Роман "Армандина" имел шумный успех. То обстоятельство, что во всей книге Мартена не нашлось ни одного покойника, взбудоражило критику и читательскую элиту. Не прошло и полугода, как в одной только Франции были распроданы круглым счетом семьсот пятьдесят тысяч экземпляров. У Мартена появилось несколько новеньких костюмов и пара туфель тюленьей кожи. А своему лучшему другу Матье Матье он подарил великолепную авторучку, которая позволила ему приняться наконец за великую эпопею, чтобы тем самым спасти поэзию.
Статуя
Жил в Париже изобретатель по имени Мартен, а все считали, что он давно умер.
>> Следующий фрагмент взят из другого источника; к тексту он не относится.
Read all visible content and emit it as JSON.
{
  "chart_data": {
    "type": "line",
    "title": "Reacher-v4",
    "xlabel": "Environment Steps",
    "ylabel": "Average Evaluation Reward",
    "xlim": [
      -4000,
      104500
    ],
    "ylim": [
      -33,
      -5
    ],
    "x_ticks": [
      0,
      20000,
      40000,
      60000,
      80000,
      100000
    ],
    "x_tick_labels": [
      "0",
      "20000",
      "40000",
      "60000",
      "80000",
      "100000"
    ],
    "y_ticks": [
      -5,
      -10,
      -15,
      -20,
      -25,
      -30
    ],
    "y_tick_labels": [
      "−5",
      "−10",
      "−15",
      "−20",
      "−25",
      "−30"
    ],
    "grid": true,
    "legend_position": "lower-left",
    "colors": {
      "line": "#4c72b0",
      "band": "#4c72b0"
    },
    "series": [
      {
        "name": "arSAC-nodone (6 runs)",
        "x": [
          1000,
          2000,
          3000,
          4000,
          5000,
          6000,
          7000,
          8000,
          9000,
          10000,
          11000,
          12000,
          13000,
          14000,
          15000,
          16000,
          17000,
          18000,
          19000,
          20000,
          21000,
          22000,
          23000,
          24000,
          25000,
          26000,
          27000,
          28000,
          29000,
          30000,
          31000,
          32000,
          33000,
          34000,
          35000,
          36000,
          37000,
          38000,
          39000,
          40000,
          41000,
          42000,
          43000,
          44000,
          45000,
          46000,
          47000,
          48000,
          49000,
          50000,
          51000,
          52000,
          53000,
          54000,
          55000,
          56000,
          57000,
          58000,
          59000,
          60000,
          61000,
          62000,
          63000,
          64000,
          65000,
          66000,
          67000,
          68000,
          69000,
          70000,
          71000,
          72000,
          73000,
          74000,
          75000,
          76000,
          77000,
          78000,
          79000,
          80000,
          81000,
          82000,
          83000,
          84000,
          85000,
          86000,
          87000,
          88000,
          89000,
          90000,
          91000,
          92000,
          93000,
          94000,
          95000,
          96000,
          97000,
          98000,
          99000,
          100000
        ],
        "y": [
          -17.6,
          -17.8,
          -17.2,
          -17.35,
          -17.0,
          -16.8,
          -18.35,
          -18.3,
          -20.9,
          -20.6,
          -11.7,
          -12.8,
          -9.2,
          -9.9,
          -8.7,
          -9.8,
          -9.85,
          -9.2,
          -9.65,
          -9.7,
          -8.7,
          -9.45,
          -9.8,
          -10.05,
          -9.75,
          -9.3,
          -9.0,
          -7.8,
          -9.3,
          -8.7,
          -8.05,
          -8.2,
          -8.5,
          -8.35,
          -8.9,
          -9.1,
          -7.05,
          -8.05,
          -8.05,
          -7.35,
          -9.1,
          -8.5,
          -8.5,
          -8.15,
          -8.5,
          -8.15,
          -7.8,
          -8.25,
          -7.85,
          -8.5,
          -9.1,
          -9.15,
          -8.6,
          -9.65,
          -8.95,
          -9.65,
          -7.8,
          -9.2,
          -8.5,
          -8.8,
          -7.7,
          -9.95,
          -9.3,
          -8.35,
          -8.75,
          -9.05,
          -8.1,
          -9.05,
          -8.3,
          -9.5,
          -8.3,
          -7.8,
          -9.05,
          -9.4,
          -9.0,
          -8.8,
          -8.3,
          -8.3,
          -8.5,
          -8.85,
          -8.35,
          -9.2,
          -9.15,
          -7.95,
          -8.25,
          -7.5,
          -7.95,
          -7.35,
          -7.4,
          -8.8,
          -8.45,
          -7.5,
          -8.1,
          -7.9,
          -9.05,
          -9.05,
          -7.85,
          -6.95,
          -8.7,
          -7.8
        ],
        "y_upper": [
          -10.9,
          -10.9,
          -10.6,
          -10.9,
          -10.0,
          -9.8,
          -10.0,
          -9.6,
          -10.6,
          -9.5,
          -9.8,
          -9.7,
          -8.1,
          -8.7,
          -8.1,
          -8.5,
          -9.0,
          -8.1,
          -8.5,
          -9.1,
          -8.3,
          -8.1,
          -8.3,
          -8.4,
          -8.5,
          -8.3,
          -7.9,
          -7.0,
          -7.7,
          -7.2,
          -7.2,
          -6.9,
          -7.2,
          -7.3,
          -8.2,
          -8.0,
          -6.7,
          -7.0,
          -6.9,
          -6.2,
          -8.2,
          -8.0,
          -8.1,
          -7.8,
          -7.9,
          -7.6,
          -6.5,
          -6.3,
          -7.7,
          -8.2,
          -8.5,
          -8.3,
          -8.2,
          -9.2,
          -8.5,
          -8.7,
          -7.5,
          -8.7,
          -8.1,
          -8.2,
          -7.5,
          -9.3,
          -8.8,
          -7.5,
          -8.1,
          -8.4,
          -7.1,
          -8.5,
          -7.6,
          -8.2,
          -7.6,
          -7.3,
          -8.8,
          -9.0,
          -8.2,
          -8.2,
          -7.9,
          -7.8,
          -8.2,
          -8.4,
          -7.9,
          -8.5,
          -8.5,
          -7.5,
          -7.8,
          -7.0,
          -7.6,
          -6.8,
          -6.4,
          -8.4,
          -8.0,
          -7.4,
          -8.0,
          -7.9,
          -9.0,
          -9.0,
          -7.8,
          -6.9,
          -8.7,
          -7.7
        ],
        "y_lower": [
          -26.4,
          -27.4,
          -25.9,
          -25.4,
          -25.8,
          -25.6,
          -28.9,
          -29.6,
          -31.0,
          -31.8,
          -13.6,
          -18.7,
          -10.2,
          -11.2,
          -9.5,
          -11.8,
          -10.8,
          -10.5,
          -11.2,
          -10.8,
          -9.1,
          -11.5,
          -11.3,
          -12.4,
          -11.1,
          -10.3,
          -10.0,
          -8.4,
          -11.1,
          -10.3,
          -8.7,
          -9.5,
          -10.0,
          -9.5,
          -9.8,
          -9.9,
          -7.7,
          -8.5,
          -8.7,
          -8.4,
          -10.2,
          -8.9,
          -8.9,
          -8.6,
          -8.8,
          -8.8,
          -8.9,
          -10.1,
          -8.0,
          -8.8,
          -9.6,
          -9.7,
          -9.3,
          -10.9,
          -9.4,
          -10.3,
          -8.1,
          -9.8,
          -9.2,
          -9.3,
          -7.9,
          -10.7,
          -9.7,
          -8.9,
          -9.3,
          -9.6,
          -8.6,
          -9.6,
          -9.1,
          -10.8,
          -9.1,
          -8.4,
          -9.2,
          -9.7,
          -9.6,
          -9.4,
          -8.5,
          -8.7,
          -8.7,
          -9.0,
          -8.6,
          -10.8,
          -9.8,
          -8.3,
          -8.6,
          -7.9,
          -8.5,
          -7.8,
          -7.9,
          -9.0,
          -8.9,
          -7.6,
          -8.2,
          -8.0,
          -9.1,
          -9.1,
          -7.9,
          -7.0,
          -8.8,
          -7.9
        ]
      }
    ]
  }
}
На одной из маленьких парижских площадей ему был поставлен памятник. Он был изображен во весь рост, в бронзовом пальто, сделанном так искусно, что полы его как будто трепетали на ветру, совсем как в жизни. На пьедестале была выгравирована надпись в четыре строки: "Мартен, 1874–1924. Изобретатель пандемониума мирабиле".
По правде говоря, никто уже толком не знал, в чем заключалось изобретение пандемониума мирабиле, и сам Мартен начисто об этом забыл. Быть может, то была электрическая грелка, которая при желании превращалась в утюг или в вафельницу; или же наперсток, которым можно было полировать ногти во время шитья; или одно из тех механических новшеств, появление которых в корне перевернуло производство бритв и зажигалок. Мартен на своем веку изобрел столько разных вещей, что всевозможные моторы, батареи, катушки, пружины, рычаги и шестерни совсем перепутались в его голове и он перестал в них разбираться. Ему случалось заново изобретать механизмы, которые он уже подарил промышленности пятнадцать-двадцать лет тому назад.
Через несколько лет после своей предполагаемой смерти Мартен поселился поблизости от своего памятника. Он снимал чердачок, оборудованный под мастерскую, где жил совсем один со своими инструментами, окруженный замысловатым металлическим скарбом, загромождавшим все, вплоть до кровати. Детские игрушки, автомобили, поезда, вальсирующие куклы, скачущие звери соседствовали с механическими метлами, приборами для извлечения квадратного корня, автоматическими весами, огнетушителями, приборами для завивки волос и тысячью других изобретений, большая часть которых мирно покоилась, укрытая слоем пыли. Даже стены были густо увешаны диковинными предметами, среди которых выделялись паровые часы, заслужившие почетный диплом на Всемирной выставке 1900 года. Никакие посетители не нарушали его уединения, а консьержка закаялась подниматься к нему с тех пор, как механическая летучая мышь однажды встретила ее у входа и задела своим омерзительным крылом. Он работал целыми днями, не опасаясь, что ему могут помешать, и не переставал придумывать, чертить, пилить, фрезеровать, пригонять. Даже сон его был отягчен изобретениями; порой они так настойчиво заявляли о себе, что ему приходилось вставать С постели и работать при свете лампы.
Под вечер он спускался и шел в какой-нибудь ближний ресторанчик: он разрешал себе более или менее плотно поесть только один раз в день. Но перед тем он всегда совершал обход вокруг своей статуи. Эта ежедневная прогулка служила ему единственным развлечением, и, когда позволяла погода, он был не прочь ее продлить. Ему доставляло удовольствие присесть на одну из скамеек, окружавших площадь, и созерцать свое изображение, которое, благодаря пьедесталу, возвышалось над пешеходами и автомобилями. К нему подсаживались влюбленные, мать, уставшая нести ребенка, или бродяга, мечтающий о пристанище и жратве, но никто не смотрел туда, куда был устремлен его взгляд. Бронзовый человек, поддерживая свою изобретательную голову двумя пальцами левой руки, другой рукой, казалось, смахивал пылинки с пальто и следил за этой операцией глубокомысленным взором статуй.